Digital finance can enable 1 billion people to access climate resilience solutions by 2030
Climate change is here. An estimated 50 million people were impacted by climate disasters in 2020 alone, and this count doesn’t include those impacted by longer run changes in precipitation and temperature on their wellbeing and livelihoods. In 2021, there have been historic fires in the Western US, flooding in Germany, China, and India, and droughts in Brazil, Argentina, and Madagascar.
The landmark IPCC report from this year declared that even if we meet emissions targets, climate changes will get worse before they get better. While progress needs to be accelerated in reducing emissions, we urgently need to recognize the dual priority of building climate resilience to protect lives and livelihoods of climate-vulnerable populations globally.
To that end, the UN climate champions team has set a goal to improve the climate resilience of 4 billion people by 2030 — over half of the global population. All eyes are on the COP26 conference and negotiations this November to see if climate resilience is part of the discussion in a meaningful way, alongside real progress on emissions reduction.
But every day we wait for action on climate change comes with a cost, and it’s borne by those who can least afford it. Those most affected are in low-income communities around the world who don’t have the resources or the tools to cope with what we’re already experiencing today. Worse still, not only are they the most impacted, but they also contribute the least to climate change; they use less energy or other resources in their daily lives compared to wealthier households, who actually have the ability to adapt and withstand climate changes.
Solutions exist that can build resilience to climate change for low-resource and low-income households and communities. For example, basic financial products like insurance, livelihood-enabling technology like irrigation, and even simply better weather forecasting can improve the ability to anticipate, recover from, and adapt to climate changes. However, many of these solutions aren’t reaching scale quickly enough and aren’t reaching into the most climate vulnerable populations.
BFA Global, financially supported by PayPal, and including CGAP, UNCDF’s Better than Cash Alliance, the World Resources Institute, and the UN Race to Resilience, created a task force to explore how digital financial technologies like digital payments or embedded credit and insurance could enable greater access to these solutions, while broadening their reach and making them more affordable. We have seen other examples of digital finance catalyzing access to life-improving technologies: for example, pay-as-you-go solar technology that uses digital payments and embedded credit to enable access to affordable solar energy systems for millions of families without access to formal electricity.
Digital finance can be a critical tool for building climate resilience among the world’s poor and excluded who today represent the front line in the growing global climate emergency.
The Task Force on Digital Finance for Climate Resilience (DF4CR) estimates that digital financial services could help more than 1 billion people by 2030 gain access to climate resilience products and services, and that there is the potential for over US$25 billion in capital a year to flow into this emerging sector.

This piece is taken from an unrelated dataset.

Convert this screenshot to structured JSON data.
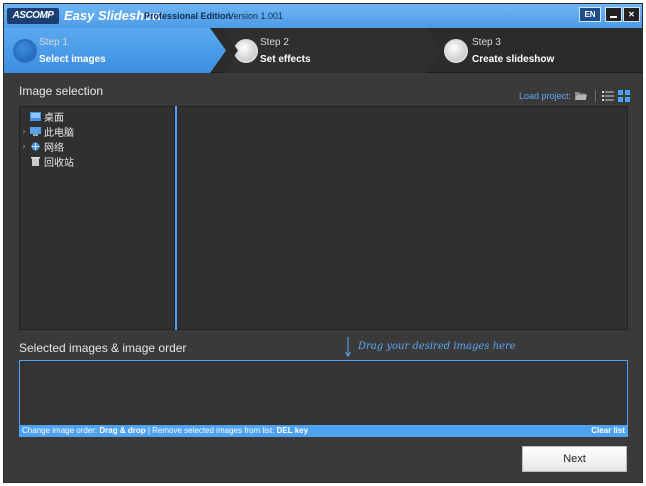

The DF4CR Task Force, bringing together global experts in climate and digital finance from over 50 additional organizations, has published a Framework for Action in the lead up to COP26 to provide a clear, actionable roadmap that shows how investors, innovators, funders, and policymakers can develop digital finance as an immediate, viable tool that vulnerable populations could use to confront the climate challenge.
The Framework calls on existing digital finance innovators to incorporate climate resilience considerations into their existing products and services already reaching financially-excluded communities. For example, inclusive fintech providers that offer credit to financially excluded populations should explore incorporating disaster insurance offerings or easily-deployable credit to invest in climate adaptation products like irrigation or improved housing materials.
Inclusive fintech provides can also be used as a communication channel for early warning systems – simply sending SMS alerts prior to extreme weather events. The Framework also calls on investors to promote innovators who can champion DF4CR and attract additional investors to the space. It additionally calls on investors to create investment vehicles with a more patient return profile to better suit the needs of DF4CR innovators.
The Digital Finance for Climate Resilience Framework for Action is an urgently-needed, experience-based roadmap to tackle the foremost threat to our planet today. Cutting through the conversations about extreme weather, the existential threat of climate change, and the lagging progress on emissions reductions, the Framework gives us a glimpse of a better future, charting a path for funders, innovators, investors, governments & policymakers, and enabler-bodies to make immediate progress towards building climate resilience through digital financial technologies.